South-Central Section - 43rd Annual Meeting (16-17 March 2009)

Paper No. 4
Presentation Time: 8:45 AM

APPLICATION OF STATISTICAL TOOLS TO GULF COAST LIGNITE GEOCHEMISTRY


CHATTERJEE, Suman, Geosciences, University of Texas at Dallas, 800 W. Campbell Road, Richardson, TX 75093, FINKELMAN, Robert B., Dept. of Geosciences, University of Texas at Dallas, Richardson, TX 75080 and FERGUSON, John F., Geosciences Department, University of Texas at Dallas, PO Box 688, Richardson, TX 75080, suman.chatterjee@student.utdallas.edu

Statistical tools may be powerful aids in using lignite geochemical data to help decipher the geologic history of the lignites, their byproduct potential, technological performance, and potential environmental and human health impacts. Several statistical tools were applied to a data set from the U. S. Geological Survey's COALQUAL database containing about 36 parameters generated on each of 72 samples from the Wilcox and Jackson groups. As most of the data is highly skewed, a log transformation was applied to normalize the data and visualized with a box plot. The plot indicates that the Na variation is highest with some outliers. These outliers may be due to marine influence towards in the southern part of the lignite trend.

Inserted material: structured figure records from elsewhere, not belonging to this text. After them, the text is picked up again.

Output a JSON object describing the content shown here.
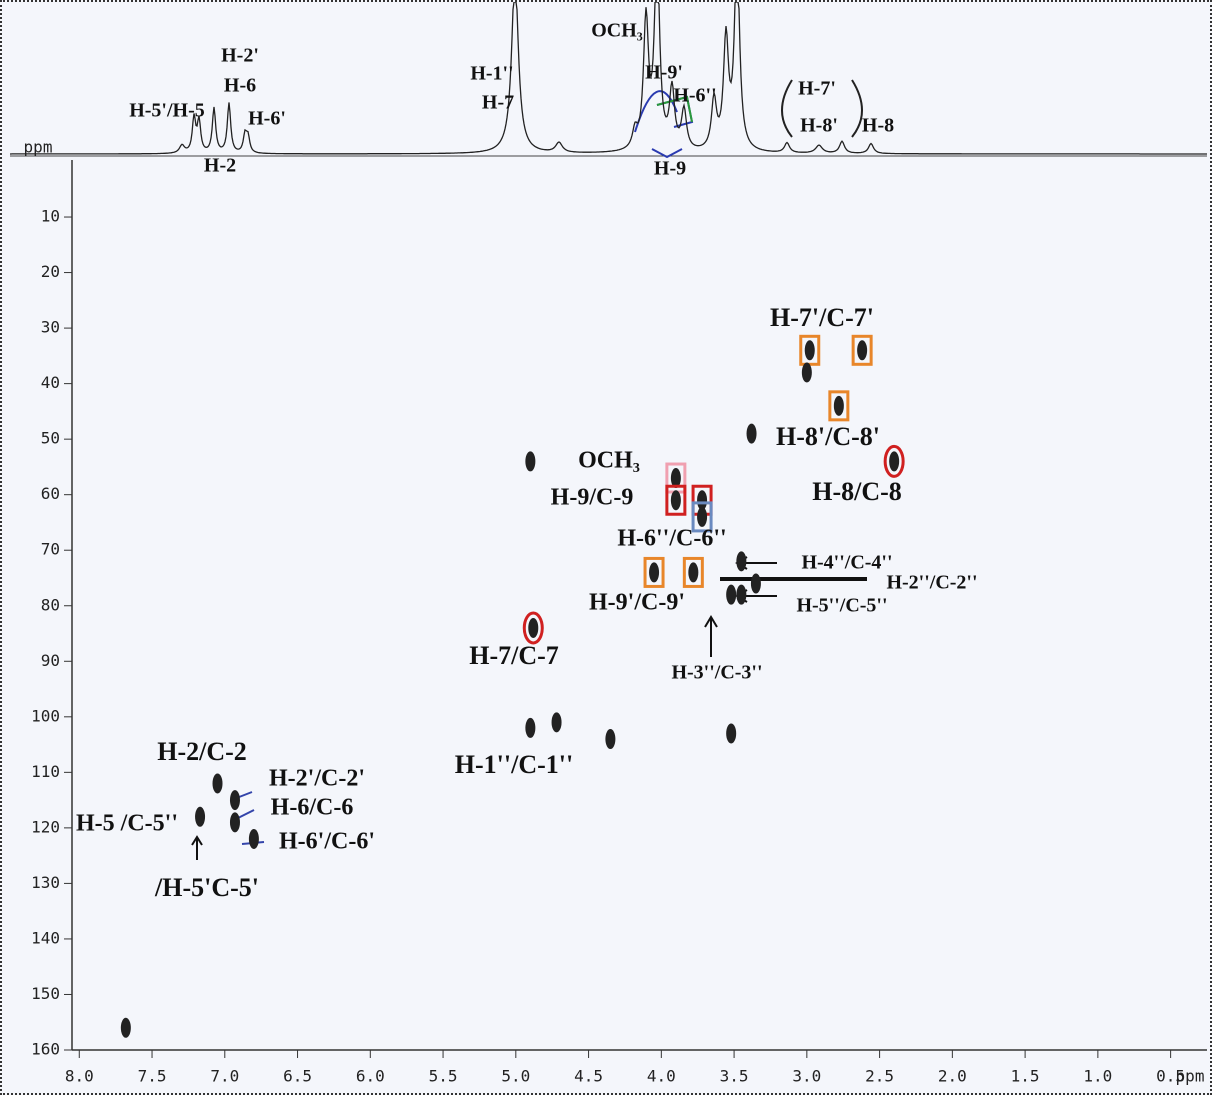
{
  "chart_data": {
    "type": "scatter",
    "x": [
      2.98,
      2.62,
      2.78,
      2.4,
      3.9,
      3.9,
      3.72,
      3.72,
      4.05,
      3.78,
      3.45,
      3.35,
      3.45,
      3.52,
      4.88,
      4.9,
      4.72,
      4.35,
      3.52,
      3.38,
      7.05,
      6.93,
      6.93,
      6.8,
      7.17,
      7.68,
      4.9,
      3.0
    ],
    "values": [
      34,
      34,
      44,
      54,
      57,
      61,
      61,
      64,
      74,
      74,
      72,
      76,
      78,
      78,
      84,
      102,
      101,
      104,
      103,
      49,
      112,
      115,
      119,
      122,
      118,
      156,
      54,
      38
    ],
    "color": "#222222",
    "xlim": [
      8.05,
      0.25
    ],
    "ylim": [
      0,
      160
    ],
    "xticks": [
      {
        "value": 8,
        "label": "8.0"
      },
      {
        "value": 7.5,
        "label": "7.5"
      },
      {
        "value": 7,
        "label": "7.0"
      },
      {
        "value": 6.5,
        "label": "6.5"
      },
      {
        "value": 6,
        "label": "6.0"
      },
      {
        "value": 5.5,
        "label": "5.5"
      },
      {
        "value": 5,
        "label": "5.0"
      },
      {
        "value": 4.5,
        "label": "4.5"
      },
      {
        "value": 4,
        "label": "4.0"
      },
      {
        "value": 3.5,
        "label": "3.5"
      },
      {
        "value": 3,
        "label": "3.0"
      },
      {
        "value": 2.5,
        "label": "2.5"
      },
      {
        "value": 2,
        "label": "2.0"
      },
      {
        "value": 1.5,
        "label": "1.5"
      },
      {
        "value": 1,
        "label": "1.0"
      },
      {
        "value": 0.5,
        "label": "0.5"
      }
    ],
    "yticks": [
      10,
      20,
      30,
      40,
      50,
      60,
      70,
      80,
      90,
      100,
      110,
      120,
      130,
      140,
      150,
      160
    ],
    "x_label": "ppm",
    "y_label": "ppm",
    "annotations": [
      "H-7'/C-7'",
      "H-8'/C-8'",
      "H-8/C-8",
      "OCH₃",
      "H-9/C-9",
      "H-6''/C-6''",
      "H-4''/C-4''",
      "H-2''/C-2''",
      "H-5''/C-5''",
      "H-9'/C-9'",
      "H-7/C-7",
      "H-3''/C-3''",
      "H-1''/C-1''",
      "H-2/C-2",
      "H-2'/C-2'",
      "H-6/C-6",
      "H-6'/C-6'",
      "H-5 /C-5''",
      "/H-5'C-5'"
    ],
    "projection_labels": [
      "H-5'/H-5",
      "H-2'",
      "H-6",
      "H-6'",
      "H-2",
      "H-1''",
      "H-7",
      "OCH₃",
      "H-9'",
      "H-6''",
      "H-9",
      "H-7'",
      "H-8'",
      "H-8"
    ]
  }
}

The correlation matrix shows a high correlation between SiO2 and Ti and K, ash and K, Sr and Ba, Y and Be, Yb and Be, Y and Yb, Sr and Ba, F and Sr, F and Y. The data were then standardized to unit variance and zero mean before using Principal Component Analysis (PCA) and Cluster analysis for integration and to reduce the data dimensionality. The PCA analysis shows that the first four axes account for only 55% of the variance and a minimum of 18 axes have to be considered for more than 95% of the variance. Three distinct groups are visible in a biplot based on the first two principal components. The variables responsible for the groups are: 1)Ash, TiO2, Se, Be, Ba, F, Al2O3, Y, Ce, Zr, V, Li, U, Yb, SiO2, Cr, Sc, Mg, and K2O; 2) Mn, Zn, Cd, Ca, Na, Hg, As, S and P2O5; 3) MgO, SO3, Na2O, Fe2O3, and CaO. With the possible exception of Se, Group 1 appears to reflect the detrital component of the lignites. Group 2 appears to reflect epigenetic mineralization (sulfides: Zn, Cd, Hg, As, S; carbonates: Mn, Ca; silicates: K2O, Na: and phosphates: Ca, P). Group 3 is more problematic perhaps representing oxidation and the formation of sulfates (MgO, SO3, Na2O, Fe2O3, CaO). A possible fourth group may represent low-ash organically associated elements. The biplot method is very effective decomposing complex data sets and providing a visual basis for recognizing parameters that behave geologically or geochemically in similar ways.